We seem to have this hangup with being almost celestial creatures. We have decided that there is a vertical order to things and, as far as stuff on the earth goes, we're at the top of it. And there can be no other intelligent or significant or worthy community around or under us. To find anything relevant, we must go higher up. Intellectuals and religious leaders in the West applied this logic to relations between humans, as well. As one gets darker and more female, one must be more earthly, whereas whiter and more male people must be of the sky, they thought. The folly of this way of thinking is being demonstrated to us by the climate disaster, by the traumas of chattel slavery and mass incarceration, by the normalization of sexual violence. But a few powerful folks still cling to it. Sure, they must think, most of us may have been wrong about our place in the universe, but not me—I'm almost an angel! And so they exploit and abuse and extract to get them upward, where they will find only nothingness.


If we interrogate the Christian and Jewish scriptures more closely, we'll find a different movement of God. God does not go upwards and inwards, but downwards and outwards. Yes, Jesus goes up the mount to pray, but comes down to face the structures of death. Moses ascends Mount Sinai only to be told to go back down again with better ways to be human (Exodus 19-20). The new Jerusalem revealed to John of Patmos is not in the clouds but rather it descends to earth and permanently rests there (Revelation 21). If we are to be like Christ and/or like God, it follows that we should stop thinking about creative ways to kill what's below to propel us upward. We should instead be taking greater care to live horizontally and diagonally, taking seriously all the life around us and literally beneath us in an effort to truly commune with it.

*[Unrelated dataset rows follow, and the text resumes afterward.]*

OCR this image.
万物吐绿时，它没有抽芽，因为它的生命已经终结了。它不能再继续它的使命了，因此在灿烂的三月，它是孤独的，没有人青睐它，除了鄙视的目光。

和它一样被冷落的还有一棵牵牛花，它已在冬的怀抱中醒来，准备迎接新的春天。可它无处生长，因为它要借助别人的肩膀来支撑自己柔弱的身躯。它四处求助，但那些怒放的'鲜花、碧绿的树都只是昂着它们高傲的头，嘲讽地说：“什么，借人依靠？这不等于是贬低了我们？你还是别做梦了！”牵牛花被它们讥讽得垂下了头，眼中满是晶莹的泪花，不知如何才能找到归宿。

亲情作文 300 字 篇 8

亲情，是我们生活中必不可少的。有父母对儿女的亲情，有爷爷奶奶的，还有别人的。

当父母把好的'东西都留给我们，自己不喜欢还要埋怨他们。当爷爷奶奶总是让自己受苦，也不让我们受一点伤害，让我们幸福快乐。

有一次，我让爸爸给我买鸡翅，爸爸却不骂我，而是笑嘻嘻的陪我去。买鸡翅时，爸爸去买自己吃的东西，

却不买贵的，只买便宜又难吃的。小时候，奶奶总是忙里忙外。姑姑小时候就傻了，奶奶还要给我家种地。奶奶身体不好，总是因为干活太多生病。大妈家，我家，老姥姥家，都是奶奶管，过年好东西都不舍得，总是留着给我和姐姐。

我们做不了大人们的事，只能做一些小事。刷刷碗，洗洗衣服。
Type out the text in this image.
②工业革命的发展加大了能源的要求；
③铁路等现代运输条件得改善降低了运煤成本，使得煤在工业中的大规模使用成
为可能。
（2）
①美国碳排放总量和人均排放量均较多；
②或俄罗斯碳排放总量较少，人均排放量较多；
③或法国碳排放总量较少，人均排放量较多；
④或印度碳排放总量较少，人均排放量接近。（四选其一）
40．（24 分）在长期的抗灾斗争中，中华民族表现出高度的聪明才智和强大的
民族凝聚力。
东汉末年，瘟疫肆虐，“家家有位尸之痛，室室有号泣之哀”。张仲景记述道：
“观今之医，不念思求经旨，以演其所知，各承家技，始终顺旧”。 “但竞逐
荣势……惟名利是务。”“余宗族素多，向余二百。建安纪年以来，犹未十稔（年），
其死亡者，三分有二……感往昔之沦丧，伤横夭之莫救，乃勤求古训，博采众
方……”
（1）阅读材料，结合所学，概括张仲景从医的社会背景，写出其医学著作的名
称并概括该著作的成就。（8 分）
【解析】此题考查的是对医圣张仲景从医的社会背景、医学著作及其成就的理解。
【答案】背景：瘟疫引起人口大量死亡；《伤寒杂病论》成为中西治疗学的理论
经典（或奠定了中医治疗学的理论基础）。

The high priests of American civil religion proclaimed last week that they wish space to remain "the heavens by which we not only protect America, but we sustain our economy, we sustain our commercial capabilities, we sustain Americans' way of life." But this way of thinking is outdated and toxic. I'm more concerned with knowing the crushing spring of life around and underneath us. I want us to better understand these deep-down neighbors that Strøksnes describes who speak only in light. I want to draw near with Moses to the thick darkness where God is (Ex. 20:21).